The pattern: three orthogonal observability signals. Logs answer “what happened?” (high cardinality, expensive to index full-text). Metrics answer “how often + how much?” (low cardinality, cheap, aggregatable). Traces answer “where in the request path?” (high cardinality, sampled). OpenTelemetry unifies them with shared correlation IDs (trace_id) so you can pivot between pillars for one request.

The trade-off: storage cost vs. query power. Each pillar has a different cost shape; choosing the wrong one for a question is expensive. High-cardinality data belongs in logs (search) or traces (sampled), not metrics. The discipline: pick the pillar that matches the question, then correlate via trace_id when you need the full picture.

Stood up first in Year 1 Phase 7: Kubernetes + GitOps (Prometheus + Grafana on K3s) and reaches DEEP in Year 3 Phase 14: Observability — Prometheus + Loki + Tempo with OpenTelemetry-based correlation across them. Probe-emitted metrics flow in from pulse; incident timelines reconstructed from these three pillars are what feed every entry in ops-handbook.
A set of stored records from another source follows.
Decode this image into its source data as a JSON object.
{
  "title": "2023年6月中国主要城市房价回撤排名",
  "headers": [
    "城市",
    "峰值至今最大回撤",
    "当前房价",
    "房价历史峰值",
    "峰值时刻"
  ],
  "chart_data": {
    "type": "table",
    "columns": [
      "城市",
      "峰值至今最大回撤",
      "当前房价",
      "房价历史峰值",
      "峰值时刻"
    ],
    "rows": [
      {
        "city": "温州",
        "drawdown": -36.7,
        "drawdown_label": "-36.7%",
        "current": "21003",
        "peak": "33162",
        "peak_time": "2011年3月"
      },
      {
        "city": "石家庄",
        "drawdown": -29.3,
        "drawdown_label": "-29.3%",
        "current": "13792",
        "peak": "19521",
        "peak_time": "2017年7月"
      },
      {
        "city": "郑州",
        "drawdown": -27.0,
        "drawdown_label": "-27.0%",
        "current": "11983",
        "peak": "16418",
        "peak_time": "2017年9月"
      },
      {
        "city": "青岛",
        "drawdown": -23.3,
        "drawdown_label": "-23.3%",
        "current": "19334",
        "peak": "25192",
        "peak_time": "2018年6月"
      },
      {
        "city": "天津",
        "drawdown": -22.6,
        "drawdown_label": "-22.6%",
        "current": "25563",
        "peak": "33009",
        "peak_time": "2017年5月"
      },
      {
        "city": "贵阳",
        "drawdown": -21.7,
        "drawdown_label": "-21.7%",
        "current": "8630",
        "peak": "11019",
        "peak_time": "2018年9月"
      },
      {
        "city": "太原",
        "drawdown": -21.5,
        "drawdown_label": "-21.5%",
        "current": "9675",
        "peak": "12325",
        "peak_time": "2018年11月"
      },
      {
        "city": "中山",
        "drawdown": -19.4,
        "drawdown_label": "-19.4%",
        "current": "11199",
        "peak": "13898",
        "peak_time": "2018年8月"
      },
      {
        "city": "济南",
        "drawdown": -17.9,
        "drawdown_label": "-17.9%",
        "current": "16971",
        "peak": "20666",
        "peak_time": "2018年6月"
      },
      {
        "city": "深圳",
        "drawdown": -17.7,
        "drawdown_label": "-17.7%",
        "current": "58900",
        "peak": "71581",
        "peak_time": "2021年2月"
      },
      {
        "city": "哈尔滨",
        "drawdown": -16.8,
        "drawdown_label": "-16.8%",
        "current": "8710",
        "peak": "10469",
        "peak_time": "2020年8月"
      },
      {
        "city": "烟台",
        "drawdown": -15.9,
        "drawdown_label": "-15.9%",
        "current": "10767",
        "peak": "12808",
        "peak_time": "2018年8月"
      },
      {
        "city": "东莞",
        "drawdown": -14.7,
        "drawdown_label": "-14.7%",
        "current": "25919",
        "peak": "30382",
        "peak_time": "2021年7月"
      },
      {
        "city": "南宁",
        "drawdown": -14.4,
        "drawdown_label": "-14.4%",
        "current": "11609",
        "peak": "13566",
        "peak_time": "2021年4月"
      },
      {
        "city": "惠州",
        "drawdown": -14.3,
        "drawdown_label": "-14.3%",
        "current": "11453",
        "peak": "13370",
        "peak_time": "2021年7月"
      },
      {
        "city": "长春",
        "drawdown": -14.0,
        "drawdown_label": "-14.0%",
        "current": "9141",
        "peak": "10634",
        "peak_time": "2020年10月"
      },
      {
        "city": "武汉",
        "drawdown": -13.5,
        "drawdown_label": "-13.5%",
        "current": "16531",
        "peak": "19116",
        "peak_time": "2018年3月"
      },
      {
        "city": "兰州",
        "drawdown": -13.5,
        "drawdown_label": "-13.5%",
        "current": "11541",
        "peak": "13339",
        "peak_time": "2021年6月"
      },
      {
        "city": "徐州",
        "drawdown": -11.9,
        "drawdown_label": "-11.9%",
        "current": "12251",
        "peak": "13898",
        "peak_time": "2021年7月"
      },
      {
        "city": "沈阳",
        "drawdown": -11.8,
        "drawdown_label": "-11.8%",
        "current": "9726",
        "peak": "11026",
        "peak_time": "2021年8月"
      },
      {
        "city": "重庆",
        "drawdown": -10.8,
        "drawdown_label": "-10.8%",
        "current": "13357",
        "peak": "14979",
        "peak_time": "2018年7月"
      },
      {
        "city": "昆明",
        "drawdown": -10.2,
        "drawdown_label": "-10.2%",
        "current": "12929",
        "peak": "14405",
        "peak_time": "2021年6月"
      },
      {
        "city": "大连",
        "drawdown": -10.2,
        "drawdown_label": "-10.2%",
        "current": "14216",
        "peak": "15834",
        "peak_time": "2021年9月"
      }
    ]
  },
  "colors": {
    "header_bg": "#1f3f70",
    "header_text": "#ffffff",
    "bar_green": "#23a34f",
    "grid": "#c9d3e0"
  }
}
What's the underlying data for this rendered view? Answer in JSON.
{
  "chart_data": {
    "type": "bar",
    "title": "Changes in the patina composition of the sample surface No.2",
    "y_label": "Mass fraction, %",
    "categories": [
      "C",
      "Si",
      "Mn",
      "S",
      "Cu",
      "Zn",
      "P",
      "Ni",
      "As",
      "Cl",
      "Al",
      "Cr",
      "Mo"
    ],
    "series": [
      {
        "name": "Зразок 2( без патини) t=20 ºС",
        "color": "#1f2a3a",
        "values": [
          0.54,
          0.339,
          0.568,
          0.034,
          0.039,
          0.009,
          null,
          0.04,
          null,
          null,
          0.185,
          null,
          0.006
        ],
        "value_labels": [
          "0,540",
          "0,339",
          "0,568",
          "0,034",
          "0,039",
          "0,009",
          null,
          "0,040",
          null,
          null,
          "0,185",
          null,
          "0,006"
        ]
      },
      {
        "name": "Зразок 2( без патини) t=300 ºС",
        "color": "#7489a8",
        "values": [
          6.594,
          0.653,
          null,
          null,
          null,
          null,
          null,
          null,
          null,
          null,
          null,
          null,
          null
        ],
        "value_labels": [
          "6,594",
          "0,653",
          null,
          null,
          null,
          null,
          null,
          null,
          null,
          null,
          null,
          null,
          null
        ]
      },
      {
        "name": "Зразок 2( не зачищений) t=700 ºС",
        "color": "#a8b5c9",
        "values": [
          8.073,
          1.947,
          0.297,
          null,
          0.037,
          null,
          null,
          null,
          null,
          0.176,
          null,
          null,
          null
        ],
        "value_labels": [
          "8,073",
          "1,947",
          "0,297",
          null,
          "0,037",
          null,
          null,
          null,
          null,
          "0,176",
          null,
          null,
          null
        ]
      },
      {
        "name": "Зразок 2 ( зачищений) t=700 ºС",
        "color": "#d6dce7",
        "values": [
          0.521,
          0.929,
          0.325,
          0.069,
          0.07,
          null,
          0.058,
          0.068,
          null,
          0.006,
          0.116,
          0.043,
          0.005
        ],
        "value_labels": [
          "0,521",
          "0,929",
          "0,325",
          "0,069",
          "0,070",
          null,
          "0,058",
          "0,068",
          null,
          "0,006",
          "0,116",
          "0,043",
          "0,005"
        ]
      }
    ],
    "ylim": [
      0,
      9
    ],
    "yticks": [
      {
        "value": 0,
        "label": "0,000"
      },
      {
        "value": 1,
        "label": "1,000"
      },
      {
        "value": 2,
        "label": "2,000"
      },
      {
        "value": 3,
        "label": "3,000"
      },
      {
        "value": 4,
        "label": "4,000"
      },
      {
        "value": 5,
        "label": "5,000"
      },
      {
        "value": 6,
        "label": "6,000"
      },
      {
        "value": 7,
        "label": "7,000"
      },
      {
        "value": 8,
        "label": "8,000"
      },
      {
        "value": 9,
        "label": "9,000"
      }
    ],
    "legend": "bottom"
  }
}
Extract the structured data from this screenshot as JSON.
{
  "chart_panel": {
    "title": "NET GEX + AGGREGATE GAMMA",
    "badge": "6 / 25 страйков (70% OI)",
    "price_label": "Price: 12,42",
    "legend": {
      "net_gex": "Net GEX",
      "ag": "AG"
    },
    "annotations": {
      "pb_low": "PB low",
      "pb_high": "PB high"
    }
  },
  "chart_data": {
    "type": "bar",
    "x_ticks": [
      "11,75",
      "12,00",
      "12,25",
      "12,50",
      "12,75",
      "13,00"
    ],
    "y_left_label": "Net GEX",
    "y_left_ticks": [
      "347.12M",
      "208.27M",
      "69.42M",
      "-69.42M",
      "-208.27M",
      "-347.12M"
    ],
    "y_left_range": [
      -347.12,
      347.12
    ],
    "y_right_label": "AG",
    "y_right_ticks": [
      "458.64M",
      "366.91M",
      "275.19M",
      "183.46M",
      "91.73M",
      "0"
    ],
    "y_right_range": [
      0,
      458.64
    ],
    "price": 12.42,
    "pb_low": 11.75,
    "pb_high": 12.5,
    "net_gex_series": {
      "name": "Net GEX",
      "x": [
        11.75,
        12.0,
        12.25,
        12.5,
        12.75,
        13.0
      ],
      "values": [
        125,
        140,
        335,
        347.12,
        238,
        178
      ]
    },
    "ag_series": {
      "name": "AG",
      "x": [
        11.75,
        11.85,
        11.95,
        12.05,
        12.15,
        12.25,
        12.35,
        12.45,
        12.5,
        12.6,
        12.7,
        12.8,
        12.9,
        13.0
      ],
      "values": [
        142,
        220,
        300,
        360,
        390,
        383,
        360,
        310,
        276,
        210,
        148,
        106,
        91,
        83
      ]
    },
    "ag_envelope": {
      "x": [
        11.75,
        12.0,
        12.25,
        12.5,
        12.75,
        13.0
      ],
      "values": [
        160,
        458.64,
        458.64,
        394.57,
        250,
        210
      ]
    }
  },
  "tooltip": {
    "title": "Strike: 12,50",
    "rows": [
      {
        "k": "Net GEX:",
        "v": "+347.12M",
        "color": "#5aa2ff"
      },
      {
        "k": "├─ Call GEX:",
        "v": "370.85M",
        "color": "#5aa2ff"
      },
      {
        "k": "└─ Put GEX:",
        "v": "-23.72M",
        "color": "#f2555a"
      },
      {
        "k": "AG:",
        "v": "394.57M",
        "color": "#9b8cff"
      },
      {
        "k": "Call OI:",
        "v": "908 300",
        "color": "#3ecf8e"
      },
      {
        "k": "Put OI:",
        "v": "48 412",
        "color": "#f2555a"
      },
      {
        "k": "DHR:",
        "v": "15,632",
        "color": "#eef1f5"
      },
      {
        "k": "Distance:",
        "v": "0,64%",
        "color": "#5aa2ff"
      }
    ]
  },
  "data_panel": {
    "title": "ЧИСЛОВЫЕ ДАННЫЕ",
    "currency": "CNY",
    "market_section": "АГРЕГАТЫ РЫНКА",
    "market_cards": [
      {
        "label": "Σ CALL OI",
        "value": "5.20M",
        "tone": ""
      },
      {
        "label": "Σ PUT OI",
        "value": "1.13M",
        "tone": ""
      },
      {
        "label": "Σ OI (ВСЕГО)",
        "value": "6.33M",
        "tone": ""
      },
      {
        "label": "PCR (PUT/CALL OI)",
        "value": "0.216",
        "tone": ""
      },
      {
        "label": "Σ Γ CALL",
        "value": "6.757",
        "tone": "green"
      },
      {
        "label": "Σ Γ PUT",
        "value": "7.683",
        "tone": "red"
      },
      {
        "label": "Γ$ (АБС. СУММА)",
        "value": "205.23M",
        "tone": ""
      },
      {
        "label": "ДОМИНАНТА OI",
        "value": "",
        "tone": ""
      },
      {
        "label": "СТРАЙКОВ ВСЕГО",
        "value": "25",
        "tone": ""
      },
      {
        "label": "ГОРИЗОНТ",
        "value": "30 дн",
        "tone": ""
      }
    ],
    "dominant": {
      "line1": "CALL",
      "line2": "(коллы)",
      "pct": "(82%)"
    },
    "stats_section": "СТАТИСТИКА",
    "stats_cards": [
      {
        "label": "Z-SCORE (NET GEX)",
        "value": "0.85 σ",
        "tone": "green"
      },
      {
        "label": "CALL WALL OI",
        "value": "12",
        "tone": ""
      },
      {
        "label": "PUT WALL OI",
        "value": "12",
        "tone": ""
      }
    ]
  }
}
  • cardinality-as-cost — the constraint that forces you to pick the right pillar in the first place.
  • sli-slo-error-budget — SLIs are derived from these pillars; usually the metrics one.
  • runbook-as-code — runbook verification steps query each pillar in turn.
  • distributed-time — trace correlation depends on causal time, not wall clocks.
  • service-mesh — the data plane that emits structured RED metrics and span context for free.